With cheap wind power increasingly prevalent, Xcel Energy is planning to run two of its four coal generators on a part-time basis, a move the company said will save money for ratepayers and reduce carbon emissions.
Coal plants may get reduced role at Xcel Energy
The state's largest utility is proposing to run two of its four coal generators just part time.
Xcel's proposal comes as state utility regulators are examining the cost efficiency of running coal plants continuously when less-expensive wind power is often abundant in the wholesale electricity markets.
"This is a recognition by Xcel Energy that at least half of their coal fleet is no longer economic to run year-round," said Joseph Daniel, senior energy analyst for the Union of Concerned Scientists, a research and advocacy group. "They can get considerable savings."
The Union of Concerned Scientists and the Sierra Club, an environmental group, have both done research that found the traditional utility practice of "must-run" status for coal plants has become increasingly uneconomic, costing ratepayers hundreds of millions of dollars a year.
Such findings aren't just coming from clean-energy advocacy groups.
The Southwest Power Pool, a wholesale power-market operator in the southern Great Plains, concluded in a December study that must-run status distorts price signals, and that reducing the practice would lead to better profit maximization and ratepayer benefits.
Bloomberg New Energy Finance, an economics researcher, found in a 2018 study that 48% of the U.S. coal-fired power fleet ran at a loss from 2012 through 2017. "Fading are the days when coal plants earned their mettle as high-output baseload workhorses; coal is being reincarnated as backup capacity," the study concluded.
Coal plants on must-run status get dispatched to provide electricity in wholesale electricity markets, even when wind and gas-fired power are cheaper.

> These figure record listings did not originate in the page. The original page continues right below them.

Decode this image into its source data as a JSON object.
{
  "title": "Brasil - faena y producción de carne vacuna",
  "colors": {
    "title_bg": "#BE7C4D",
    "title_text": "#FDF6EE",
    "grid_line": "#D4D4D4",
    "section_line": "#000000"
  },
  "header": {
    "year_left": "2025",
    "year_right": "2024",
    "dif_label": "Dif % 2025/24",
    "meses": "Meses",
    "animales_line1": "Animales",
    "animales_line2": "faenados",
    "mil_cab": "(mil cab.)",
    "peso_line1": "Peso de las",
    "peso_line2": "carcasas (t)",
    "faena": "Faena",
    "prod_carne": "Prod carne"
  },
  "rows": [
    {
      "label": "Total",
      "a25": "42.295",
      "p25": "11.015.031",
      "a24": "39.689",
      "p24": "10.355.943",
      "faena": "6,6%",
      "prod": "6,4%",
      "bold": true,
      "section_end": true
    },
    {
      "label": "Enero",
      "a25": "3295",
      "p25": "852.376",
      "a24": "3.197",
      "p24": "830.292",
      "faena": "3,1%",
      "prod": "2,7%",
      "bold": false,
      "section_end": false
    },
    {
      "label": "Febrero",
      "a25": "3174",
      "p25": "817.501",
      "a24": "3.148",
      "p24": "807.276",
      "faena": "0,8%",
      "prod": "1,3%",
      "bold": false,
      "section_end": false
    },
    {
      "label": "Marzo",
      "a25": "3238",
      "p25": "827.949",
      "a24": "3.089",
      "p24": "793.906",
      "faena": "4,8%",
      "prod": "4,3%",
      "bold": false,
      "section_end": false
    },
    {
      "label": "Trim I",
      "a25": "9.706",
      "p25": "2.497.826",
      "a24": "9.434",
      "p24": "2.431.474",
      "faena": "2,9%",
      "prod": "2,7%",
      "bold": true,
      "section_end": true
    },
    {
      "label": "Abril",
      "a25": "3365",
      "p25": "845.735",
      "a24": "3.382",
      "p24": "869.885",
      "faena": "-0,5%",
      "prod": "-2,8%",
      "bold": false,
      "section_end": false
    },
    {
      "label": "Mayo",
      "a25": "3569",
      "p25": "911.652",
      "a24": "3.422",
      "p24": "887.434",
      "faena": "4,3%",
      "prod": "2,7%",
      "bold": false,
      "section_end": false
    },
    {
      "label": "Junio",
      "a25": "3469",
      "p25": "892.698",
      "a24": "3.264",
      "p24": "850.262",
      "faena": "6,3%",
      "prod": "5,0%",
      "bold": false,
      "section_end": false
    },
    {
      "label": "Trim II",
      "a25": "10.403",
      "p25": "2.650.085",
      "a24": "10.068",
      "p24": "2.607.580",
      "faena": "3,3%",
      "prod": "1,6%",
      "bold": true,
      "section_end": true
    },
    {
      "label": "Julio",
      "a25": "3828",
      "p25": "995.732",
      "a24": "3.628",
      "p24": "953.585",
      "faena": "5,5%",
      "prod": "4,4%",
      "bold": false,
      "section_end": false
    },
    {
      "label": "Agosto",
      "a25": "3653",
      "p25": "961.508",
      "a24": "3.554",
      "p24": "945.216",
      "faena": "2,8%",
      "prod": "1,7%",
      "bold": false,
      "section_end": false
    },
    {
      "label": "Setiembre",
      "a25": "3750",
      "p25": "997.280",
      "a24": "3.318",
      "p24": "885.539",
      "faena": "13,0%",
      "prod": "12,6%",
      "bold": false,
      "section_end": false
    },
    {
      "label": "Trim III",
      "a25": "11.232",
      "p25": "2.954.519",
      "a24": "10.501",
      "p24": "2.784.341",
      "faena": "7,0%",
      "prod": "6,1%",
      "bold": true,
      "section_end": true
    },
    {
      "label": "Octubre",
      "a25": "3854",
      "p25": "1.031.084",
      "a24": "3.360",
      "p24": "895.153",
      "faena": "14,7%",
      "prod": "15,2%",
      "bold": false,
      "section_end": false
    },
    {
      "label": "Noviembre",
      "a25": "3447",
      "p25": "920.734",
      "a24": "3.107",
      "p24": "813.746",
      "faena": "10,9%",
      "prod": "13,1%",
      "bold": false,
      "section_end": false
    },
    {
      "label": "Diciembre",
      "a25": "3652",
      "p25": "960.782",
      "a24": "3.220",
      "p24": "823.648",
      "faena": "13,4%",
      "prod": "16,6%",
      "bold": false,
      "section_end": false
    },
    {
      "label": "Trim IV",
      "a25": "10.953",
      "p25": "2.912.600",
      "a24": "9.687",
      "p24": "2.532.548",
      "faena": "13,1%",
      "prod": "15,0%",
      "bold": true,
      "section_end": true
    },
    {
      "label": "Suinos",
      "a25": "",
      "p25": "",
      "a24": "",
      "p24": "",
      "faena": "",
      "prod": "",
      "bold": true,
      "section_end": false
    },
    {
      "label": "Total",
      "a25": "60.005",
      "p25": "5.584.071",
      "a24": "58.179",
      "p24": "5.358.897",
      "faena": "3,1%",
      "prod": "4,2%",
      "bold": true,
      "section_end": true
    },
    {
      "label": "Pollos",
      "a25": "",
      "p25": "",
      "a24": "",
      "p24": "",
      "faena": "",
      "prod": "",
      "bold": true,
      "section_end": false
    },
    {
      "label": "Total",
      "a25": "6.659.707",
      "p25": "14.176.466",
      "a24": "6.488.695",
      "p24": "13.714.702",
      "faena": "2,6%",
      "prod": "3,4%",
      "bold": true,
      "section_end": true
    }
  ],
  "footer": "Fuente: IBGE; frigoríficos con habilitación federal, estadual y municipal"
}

" 'Must run' has been the status quo for utilities for a long time, but more questions on the economics have been raised," said Allen Gleckner, energy markets director for St. Paul-based Fresh Energy, a research and advocacy group.
Wind is a free fuel, and the number of wind farms has mushroomed over the last decade, boosted by federal tax credits and falling equipment costs. At the same time, natural-gas-fired plants have increasingly displaced coal power, too. They are cheaper to operate, and natural gas emits half the carbon dioxide that coal does.
Xcel's proposal to partly abandon "must-run" status for coal isn't unique, but it's not common in the utility industry, either. "This isn't just something that Xcel can do," Gleckner said. "We are excited because it shows there is a different way to operate these plants."
Xcel, the state's largest electricity provider by far, has four large coal generators in Minnesota, three at its sprawling Sherco site in Becker and one — the Allen S. King plant — in Oak Park Heights. All would be closed early by the end of 2030 if Xcel's current plans go through.
In the meantime, Xcel is proposing as early as March to suspend normal operations at the King plant during the spring and fall shoulder seasons, when demand is lowest. The Minneapolis-based company plans to do the same at its Sherco 2 generator in September, according to its proposal to the Minnesota Public Utilities Commission (PUC).
During the shoulder-season shutdowns, the two coal generators would be started if they were needed for reliability — a power demand surge — in the regional electricity grid. Totally cold coal generators could take a couple of days to be fired up to full power.
Xcel in Minnesota also has two nuclear plants that run almost continuously, as well as several large gas plants that can be ramped up quickly. Indeed, the company noted the "excess capacity" in its generation system over the "next several years" in a regulatory filing for its coal proposal.
Xcel has already begun running King and Sherco 2 at so-called "economic levels," including short-term shutdowns that aren't just seasonal. Utilities nationwide increasingly operate coal plants more economically by ramping production up or down based on demand and prices — but usually without total shutdowns.
"Economic" operation leads to significant cost savings for fuel, Xcel said in a filing with the PUC. The operation of King and Sherco 2 on a seasonal basis entails incremental fuel savings, but it also materially reduces operational, maintenance and capital costs, the filing said.
Xcel said that by running the two coal plants on both a seasonal and economic basis, it would save $35 million in fuel costs between 2020 and 2023, and $13 million and $7 million respectively during the same period in operational and capital costs.
Also, Xcel said that by jettisoning must-run status for King and Sherco 2, carbon emissions would be reduced by about 5 million tons annually.
Last year, the PUC asked all three of the state's investor-owned utilities to review their must-run practices for coal plants.
Duluth-based Minnesota Power has two large coal generators in Cohasset. Their production oscillates with the amount of renewable power on the grid, but the utility has no plans to take them off must-run status.
"They are the backbone of the system and provide the ability to have 24/7 capacity," said Julie Pierce, vice president of strategy and planning for Minnesota Power.
Fergus Falls-based Otter Tail Power also said its coal-fired plants need to be on must-run status. "Xcel has excess capacity, which puts them in a different position than us," said Otter Tail spokeswoman Stephanie Hoff. "Our plants need to run to have adequate capacity to meet our load."